Chereads / Berjodoh Dengan Ustadz / Chapter 24 - TIDAK SEPERTI BIASANYA

Chapter 24 - TIDAK SEPERTI BIASANYA

"Kamu kenapa sih, Fira? Harusnya kamu nurut saja tadi! Jika seperti ini, Ustadz Uwais akan kecewa dan mungkin malas menanggapi pasien seperti dirimu itu!" omel Ayah Usman yang tampak terlihat kesal dan marah pada putrinya.

Safira memutar bola matanya dan membuang napasnya kasar, "Fira merasa jika Ustadz itu tidak pandai dalam hal gaib. Tidak sepandai yang Ayah dan Ibu katakan pada Fira!" ujarnya yang tampak menaikan suaranya.

Bu Kartika tampak menatap heran dan miris pada putrinya yang semakin berani membentak orang tuanya sendiri. Padahal, dulu Safira tidak seperti itu. Sejak kejadian menyedihkan terakhir kali yang menimpanya, wanita cantik itu memang berubah menjadi tempramen dan mudah tersinggung. Mungkin karena ia terlalu kesal dan lelah dengan derita yang selalu datang padanya.

"Astaghfirullah, Fira. Kamu kok berani bentak-bentak Ayah seperti itu, sih? Kamu lupa ya, jika membentak orang tua itu termasuk dosa? Bagaimana kalau Ayahmu itu sakit hati dan sampai menangis lalu kecewa padamu, hah? Kamu tidak takut dosa? Ya Allah, Ibu semakin heran padamu, Nak." Bu Kartika bicara dengan nada yang lemah lembut namun penuh penegasan.

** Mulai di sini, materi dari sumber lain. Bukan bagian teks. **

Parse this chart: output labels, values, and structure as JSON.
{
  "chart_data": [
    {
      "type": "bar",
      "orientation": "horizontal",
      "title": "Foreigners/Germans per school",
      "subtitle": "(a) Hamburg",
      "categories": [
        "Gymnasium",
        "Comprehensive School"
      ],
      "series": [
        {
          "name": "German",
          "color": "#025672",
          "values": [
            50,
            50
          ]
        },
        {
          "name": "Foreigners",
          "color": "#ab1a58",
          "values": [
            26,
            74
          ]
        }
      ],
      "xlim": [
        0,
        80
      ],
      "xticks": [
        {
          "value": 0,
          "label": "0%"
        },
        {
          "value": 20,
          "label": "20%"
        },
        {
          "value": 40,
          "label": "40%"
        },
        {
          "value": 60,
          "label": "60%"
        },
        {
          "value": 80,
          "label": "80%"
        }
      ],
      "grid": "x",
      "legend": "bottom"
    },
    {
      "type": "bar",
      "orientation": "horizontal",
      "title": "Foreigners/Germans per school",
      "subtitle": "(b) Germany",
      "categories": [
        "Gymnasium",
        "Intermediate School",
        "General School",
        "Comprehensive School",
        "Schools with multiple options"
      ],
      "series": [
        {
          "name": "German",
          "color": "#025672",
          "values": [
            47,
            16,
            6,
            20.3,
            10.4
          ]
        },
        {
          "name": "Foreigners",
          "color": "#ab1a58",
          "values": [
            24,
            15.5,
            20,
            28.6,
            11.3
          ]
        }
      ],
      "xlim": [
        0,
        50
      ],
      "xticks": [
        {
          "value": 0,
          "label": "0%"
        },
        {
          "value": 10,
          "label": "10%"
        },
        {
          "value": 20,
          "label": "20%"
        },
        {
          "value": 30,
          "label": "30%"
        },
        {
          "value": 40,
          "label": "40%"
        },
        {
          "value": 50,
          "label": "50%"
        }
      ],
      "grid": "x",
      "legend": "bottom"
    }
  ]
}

Memang Safira yang saat ini sungguh berbeda dengan Safira yang mereka kenal. Biasanya, wanita cantik itu akan menurut pada kedua orang tuanya dan tidak berani membentak apalagi menaikkan suaranya seperti itu. Tentu saja hal ini membuat Ayah Usman dan Bu Kartika semakin yakin jika di dalam diri putri mereka ada sesuatu yang membuat wanita cantik itu tempramen dan berani melawan kedua orang tuanya.

"Mungkin benar yang dikatakan oleh Ustadz Uwais, Bu. Di dalam diri Safira ini ada makhluk yang ikut dengannya. Wajar saja jika dia seperti ini. Ayah benar-benar tak habis pikir pada anak Ibu yang sekarang. Jauh! Jauh dan sangat jauh dari Safira yang Ayah kenal!" timpal Ayah Usman yang tampak menekan setiap ucapannya dan menatap sengit pada putrinya sendiri.

Sudah malu, tidak enak hati pada Ustadz Uwais, kini ia harus marah, kesal, kecewa dan emosi pada putrinya sendiri. Ayah Usman bahkan berpikir jika saat ini yang berhadapan dengannya bukanlah Safira putrinya. Melainkan sosok makhluk ghaib yang menempel di tubuhnya.

"Benar, Yah. Dia memang bukan Safira. Mungkin Fira betah dengan makhluk yang mengikutinya. Kata Ustadz Uwais, makhluk itu ada di punggung Safira, Yah. Ibu jadi tidak ingin dekat-dekat dengannya apalagi mengusap punggungnya. Hiiiiy, mengerikan!" tutur Bu Kartika panjang lebar.

Safira tampak melipat bibirnya ke dalam. Seketika bulu kuduknya pun merinding saat sang Ibu mengatakan jika di punggungnya ada sosok mahkluk ghaib. Tentu saja hal itu membuatnya parno sendiri dan merasa jika dirinya semakin tidak aman.

"Ihhhh, Ibu! Jangan bicara seperti itu, Bu." Safira berkata sembari berlari mendekati Ibunya. Namun, sang Ibu bergegas berlari menjauhi putrinya yang seperti sedang meminta perlindungan.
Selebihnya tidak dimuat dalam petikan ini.